I fight battles with my boys every single day, I'm beginning to think that it will never end. And also? The tantrums they throw seriously depend on the weather I think...

You just never know.

Jaki said...

LOVE AND LOGIC has a great remedy for this. But...consistency is the key and that is so hard! It sounds to me like Audrey wants control...don't lay anything out...put her clothes at a level she can reach them and just tell her to get dressed. Let her pick....but you have to be okay with her choice even if it doesn't match. Make sure that there is nothing at her level that is not appropriate for the weather or the venue. Then give her a time frame in which she has to be dressed....if she is not then she goes in her pj's. You have to make her feel like you really don't care what she decides but that whatever it is she has to live with the consequence of her decision. And....Good Luck!

Pamela said...

the daughter is 31 that gave us the clothes battle.

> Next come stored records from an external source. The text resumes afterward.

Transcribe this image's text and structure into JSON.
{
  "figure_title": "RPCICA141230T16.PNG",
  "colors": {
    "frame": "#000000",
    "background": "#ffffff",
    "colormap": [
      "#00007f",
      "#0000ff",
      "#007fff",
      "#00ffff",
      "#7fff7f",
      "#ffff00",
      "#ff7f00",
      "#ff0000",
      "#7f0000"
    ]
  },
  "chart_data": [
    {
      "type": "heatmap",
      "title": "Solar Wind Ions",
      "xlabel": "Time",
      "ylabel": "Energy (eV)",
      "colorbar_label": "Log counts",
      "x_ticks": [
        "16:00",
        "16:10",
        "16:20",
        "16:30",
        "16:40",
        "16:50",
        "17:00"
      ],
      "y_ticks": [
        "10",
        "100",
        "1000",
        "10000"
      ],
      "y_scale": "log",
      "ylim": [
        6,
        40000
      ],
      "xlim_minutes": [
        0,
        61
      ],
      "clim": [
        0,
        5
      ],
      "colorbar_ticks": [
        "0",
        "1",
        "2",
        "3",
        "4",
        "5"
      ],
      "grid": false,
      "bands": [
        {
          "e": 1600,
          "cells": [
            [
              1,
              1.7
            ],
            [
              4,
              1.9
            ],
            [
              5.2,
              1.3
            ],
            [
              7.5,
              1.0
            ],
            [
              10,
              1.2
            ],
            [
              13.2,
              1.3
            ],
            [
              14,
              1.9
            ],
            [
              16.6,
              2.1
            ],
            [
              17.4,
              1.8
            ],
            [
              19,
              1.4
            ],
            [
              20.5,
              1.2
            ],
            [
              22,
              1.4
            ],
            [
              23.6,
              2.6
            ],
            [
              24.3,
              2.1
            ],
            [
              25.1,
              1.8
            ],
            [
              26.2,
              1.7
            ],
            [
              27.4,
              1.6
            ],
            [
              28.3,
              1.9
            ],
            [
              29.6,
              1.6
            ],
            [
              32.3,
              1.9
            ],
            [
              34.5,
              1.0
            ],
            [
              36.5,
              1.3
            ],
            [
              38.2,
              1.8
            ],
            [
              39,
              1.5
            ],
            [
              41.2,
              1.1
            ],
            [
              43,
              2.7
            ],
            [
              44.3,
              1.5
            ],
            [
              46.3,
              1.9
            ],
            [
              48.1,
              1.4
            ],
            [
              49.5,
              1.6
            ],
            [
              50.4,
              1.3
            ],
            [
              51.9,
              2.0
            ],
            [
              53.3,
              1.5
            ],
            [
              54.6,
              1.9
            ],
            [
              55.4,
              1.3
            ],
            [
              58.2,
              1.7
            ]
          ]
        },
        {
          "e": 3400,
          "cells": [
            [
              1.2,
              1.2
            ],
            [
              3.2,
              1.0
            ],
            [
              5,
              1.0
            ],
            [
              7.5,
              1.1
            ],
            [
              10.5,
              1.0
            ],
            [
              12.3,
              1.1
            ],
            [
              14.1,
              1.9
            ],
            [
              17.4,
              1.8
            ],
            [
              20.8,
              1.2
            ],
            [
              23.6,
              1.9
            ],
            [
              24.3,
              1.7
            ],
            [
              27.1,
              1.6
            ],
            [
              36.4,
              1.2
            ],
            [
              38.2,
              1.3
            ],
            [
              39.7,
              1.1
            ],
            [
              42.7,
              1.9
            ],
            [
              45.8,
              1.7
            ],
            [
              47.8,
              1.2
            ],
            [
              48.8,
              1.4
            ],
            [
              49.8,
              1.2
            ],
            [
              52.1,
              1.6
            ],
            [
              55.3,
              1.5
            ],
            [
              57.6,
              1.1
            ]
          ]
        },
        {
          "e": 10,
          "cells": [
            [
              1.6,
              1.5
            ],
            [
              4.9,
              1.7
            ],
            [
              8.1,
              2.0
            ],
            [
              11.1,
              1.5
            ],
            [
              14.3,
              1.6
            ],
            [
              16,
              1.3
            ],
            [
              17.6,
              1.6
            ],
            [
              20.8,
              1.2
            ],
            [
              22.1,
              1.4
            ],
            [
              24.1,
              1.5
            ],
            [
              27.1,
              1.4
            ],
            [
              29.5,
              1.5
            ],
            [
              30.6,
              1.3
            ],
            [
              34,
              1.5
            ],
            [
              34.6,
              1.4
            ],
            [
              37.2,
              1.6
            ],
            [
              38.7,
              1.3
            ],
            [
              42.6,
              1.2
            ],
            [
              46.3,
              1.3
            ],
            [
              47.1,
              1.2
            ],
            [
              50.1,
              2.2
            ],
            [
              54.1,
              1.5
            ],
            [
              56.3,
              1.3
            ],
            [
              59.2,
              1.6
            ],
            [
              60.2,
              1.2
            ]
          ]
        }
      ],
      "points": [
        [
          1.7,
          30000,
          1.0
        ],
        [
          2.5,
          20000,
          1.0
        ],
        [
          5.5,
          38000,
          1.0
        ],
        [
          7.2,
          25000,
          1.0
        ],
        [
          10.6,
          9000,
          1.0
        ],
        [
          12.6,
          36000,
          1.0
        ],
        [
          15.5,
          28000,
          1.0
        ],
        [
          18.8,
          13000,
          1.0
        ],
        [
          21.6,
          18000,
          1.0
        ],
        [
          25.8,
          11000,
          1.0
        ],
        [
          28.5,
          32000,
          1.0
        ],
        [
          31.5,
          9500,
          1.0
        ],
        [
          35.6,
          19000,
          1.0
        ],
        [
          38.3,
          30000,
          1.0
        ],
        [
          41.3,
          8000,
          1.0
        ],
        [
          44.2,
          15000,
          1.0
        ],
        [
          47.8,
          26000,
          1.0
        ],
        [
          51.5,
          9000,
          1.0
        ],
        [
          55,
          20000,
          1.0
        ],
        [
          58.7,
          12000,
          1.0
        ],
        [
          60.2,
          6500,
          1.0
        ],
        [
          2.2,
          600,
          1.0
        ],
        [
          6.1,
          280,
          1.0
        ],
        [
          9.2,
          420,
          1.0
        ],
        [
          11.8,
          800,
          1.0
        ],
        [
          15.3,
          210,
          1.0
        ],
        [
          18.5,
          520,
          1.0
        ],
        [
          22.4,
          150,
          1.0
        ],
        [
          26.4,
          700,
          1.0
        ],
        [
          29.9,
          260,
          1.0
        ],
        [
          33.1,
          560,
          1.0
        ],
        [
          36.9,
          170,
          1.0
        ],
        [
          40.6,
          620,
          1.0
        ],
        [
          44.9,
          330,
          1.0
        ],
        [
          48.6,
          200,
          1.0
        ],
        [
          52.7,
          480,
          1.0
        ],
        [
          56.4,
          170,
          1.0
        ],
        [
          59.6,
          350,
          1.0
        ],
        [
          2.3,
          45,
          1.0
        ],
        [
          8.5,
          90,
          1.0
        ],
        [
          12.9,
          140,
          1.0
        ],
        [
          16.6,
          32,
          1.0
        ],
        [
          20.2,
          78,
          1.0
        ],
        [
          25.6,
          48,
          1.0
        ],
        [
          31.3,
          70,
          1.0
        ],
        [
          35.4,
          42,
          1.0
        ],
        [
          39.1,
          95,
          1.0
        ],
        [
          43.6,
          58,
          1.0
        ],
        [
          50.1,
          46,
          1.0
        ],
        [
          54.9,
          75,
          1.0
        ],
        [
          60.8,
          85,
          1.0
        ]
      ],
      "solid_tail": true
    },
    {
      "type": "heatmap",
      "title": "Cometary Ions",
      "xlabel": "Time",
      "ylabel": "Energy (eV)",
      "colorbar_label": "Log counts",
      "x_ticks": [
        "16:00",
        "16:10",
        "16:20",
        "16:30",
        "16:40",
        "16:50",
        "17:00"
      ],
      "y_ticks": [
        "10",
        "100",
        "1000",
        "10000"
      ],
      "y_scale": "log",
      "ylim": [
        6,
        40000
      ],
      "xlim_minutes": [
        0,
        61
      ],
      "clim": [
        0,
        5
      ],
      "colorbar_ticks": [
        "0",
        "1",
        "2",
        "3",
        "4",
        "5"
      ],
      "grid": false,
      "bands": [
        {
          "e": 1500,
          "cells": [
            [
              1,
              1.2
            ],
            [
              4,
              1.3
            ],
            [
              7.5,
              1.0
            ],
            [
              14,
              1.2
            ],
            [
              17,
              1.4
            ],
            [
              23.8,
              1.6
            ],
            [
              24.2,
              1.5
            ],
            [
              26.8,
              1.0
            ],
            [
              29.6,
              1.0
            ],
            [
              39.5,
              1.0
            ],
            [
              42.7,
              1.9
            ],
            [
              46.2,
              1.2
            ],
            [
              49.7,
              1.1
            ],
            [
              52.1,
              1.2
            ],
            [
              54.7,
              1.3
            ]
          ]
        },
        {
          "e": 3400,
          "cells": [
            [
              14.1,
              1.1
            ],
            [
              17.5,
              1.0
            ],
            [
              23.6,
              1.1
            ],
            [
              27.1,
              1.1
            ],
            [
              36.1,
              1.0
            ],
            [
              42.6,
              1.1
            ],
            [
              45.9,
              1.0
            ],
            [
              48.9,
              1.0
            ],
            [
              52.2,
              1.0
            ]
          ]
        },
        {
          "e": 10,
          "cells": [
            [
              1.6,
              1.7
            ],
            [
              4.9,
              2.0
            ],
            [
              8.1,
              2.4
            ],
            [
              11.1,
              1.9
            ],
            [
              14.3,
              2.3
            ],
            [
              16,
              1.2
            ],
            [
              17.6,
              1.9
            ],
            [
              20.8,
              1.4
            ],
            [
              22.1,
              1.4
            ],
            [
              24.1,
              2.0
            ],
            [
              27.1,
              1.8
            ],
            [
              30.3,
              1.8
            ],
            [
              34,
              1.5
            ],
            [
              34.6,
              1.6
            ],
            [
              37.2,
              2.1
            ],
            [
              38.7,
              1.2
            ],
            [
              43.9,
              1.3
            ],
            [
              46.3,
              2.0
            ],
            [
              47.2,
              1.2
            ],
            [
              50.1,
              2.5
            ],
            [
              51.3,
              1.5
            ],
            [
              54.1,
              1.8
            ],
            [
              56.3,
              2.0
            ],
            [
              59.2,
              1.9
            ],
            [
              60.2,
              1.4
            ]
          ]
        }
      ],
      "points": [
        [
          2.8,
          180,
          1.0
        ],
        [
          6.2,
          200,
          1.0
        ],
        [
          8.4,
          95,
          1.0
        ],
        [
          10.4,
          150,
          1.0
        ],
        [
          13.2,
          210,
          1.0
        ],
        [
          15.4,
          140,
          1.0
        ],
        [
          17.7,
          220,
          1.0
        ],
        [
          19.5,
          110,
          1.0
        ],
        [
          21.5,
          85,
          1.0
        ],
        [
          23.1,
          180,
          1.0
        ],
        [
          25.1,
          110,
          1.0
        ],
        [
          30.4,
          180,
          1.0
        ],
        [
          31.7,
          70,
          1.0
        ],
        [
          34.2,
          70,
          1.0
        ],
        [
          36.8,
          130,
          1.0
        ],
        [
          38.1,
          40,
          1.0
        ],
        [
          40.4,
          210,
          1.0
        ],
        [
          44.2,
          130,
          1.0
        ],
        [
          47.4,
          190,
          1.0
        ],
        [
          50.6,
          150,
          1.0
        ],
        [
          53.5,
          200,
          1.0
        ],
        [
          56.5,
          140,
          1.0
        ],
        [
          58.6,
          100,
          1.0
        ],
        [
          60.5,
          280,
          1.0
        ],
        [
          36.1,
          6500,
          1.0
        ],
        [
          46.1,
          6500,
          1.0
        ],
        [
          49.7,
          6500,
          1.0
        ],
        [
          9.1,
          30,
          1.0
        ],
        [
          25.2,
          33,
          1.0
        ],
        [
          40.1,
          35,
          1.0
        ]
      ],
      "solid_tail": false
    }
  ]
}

My husband took her to school in her pajamas one day. We never had that specific battle again.

Anonymous said...

Your Audrey sounds just like my Meelie. We battle getting her out of bed every morning. And then the dressing. Ack. I generally have her pick out her clothes the night before. This includes her socks and shoes and any kind of outer wear she needs due to the weather. As she is waking up, her dad or I will toss her (and the oldest's) clothes into the dryer for a little bit to warm them up. That way they feel good going on. It's just been the past week or so that she has been a little bit better. Still slow but no tantrums. Also, the bedtime thing has a LOT to do with it. I feel for you. Hang in there and good luck when Ashley comes back.

This was a great post. It made me feel as if I was not alone.